Setiap pelaku digital marketing punya satu tugas utama: mendistribusikan dampak (impact). Menjual, mengakuisisi, meretensi, menciptakan advokasi dan lain-lain hanyalah sebagian tugas. Ketika para programmer menciptakan produk yang dipercaya dapat memberikan dampak, tugas pemasar adalah mendistribusikan dampak itu ke pasar.
Kekuatan dampak yang bisa dihasilkan adalah nilai (value) bagi sebuah bisnis. Dampak hanya bisa lahir ketika ada masalah penting dan krusial yang terselesaikan (solve problem). Penyelesaian masalah ini sangat tergantung dari pendekatan (approachment) yang kita gunakan. Sementara, daya saing kompetitif (competitive advantage) dan nilai preposisi (value proposition) bisnis kita sangat tergantung dari keunikan dan keandalan cara kita menyelesaikan masalah.
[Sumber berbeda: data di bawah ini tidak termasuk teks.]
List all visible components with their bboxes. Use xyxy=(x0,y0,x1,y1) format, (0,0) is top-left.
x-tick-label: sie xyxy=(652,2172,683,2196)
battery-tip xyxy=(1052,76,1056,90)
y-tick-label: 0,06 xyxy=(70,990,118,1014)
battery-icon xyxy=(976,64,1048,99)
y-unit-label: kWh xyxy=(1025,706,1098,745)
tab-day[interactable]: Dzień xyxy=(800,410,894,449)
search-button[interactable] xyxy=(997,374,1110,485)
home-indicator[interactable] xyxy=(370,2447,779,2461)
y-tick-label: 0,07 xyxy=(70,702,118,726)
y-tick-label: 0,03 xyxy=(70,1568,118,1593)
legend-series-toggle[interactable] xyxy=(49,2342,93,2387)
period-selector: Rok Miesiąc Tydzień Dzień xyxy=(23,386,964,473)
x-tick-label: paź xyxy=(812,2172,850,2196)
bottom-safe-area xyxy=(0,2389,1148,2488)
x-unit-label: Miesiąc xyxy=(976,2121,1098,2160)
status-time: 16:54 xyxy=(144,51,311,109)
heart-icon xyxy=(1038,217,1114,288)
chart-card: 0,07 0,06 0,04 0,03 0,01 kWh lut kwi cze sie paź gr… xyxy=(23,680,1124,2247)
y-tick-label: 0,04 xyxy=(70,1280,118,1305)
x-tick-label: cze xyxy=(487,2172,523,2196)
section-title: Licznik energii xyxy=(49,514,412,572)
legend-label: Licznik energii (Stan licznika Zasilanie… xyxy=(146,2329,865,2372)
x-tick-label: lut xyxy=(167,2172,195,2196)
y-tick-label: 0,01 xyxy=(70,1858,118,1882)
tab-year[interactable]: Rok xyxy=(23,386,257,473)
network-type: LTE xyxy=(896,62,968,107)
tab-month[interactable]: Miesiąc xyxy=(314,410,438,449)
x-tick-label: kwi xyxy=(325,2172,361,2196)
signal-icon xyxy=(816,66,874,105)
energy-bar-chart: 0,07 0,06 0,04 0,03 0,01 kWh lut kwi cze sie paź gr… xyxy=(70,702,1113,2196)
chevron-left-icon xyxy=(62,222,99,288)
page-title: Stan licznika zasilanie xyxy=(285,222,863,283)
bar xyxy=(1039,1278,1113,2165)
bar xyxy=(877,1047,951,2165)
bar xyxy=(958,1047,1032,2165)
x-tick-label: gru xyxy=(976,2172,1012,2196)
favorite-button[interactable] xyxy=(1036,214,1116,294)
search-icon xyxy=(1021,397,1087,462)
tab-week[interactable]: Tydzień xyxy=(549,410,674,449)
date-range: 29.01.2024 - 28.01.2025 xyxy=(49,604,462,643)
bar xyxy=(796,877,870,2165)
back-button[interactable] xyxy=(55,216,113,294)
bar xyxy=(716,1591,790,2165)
Bila cara pendekatan kita dalam menciptakan dampak adalah kekuatan bagi nilai bisnis kita, maka sangat penting untuk menginstitusikannya dan meletakkannya di pintu depan (front door).
Contohnya, bila perusahaan startup kamu adalah digital marketing agency, bagaimana kamu mampu bersaing mengakuisisi klien besar ketika berhadapan dengan Ogilvy & Mather, misalnya?
Paling umum adalah kita menjanjikan bujet lebih rendah dengan objektif return on investment (ROI) yang sama, materi kreatif yang lebih baik, atau channel mix yang lebih luas. Cara ini bermasalah karena hampir setiap pemain di kelas yang sama dengan kita menjanjikan hal yang serupa.
Bila daya saing ditumpukan kepada harga, akan selalu ada pihak yang bisa menyediakan harga lebih rendah. Sementara untuk janji akan kualitas yang bisa kamu deliver adalah sebuah pertaruhan bagi klien, karena hanya bisa dinilai ketika proyek sedang atau selesai berlangsung.
Bagi klien yang hendak mengendalikan risikonya untuk mencapai KPI (key performance indicator) internal, mereka akan lebih memilih menekan risiko itu dengan cara membayar harga lebih tinggi kepada agensi yang high profile.
Di sisi lain, pada arena SEM dan content marketing nama Neil Patel lebih besar ketimbang Ogilvy. Di bidang inbound marketing, Hubspot jagoannya. Atau di media buying ada AppLift. Ini bukan hanya soal ceruk.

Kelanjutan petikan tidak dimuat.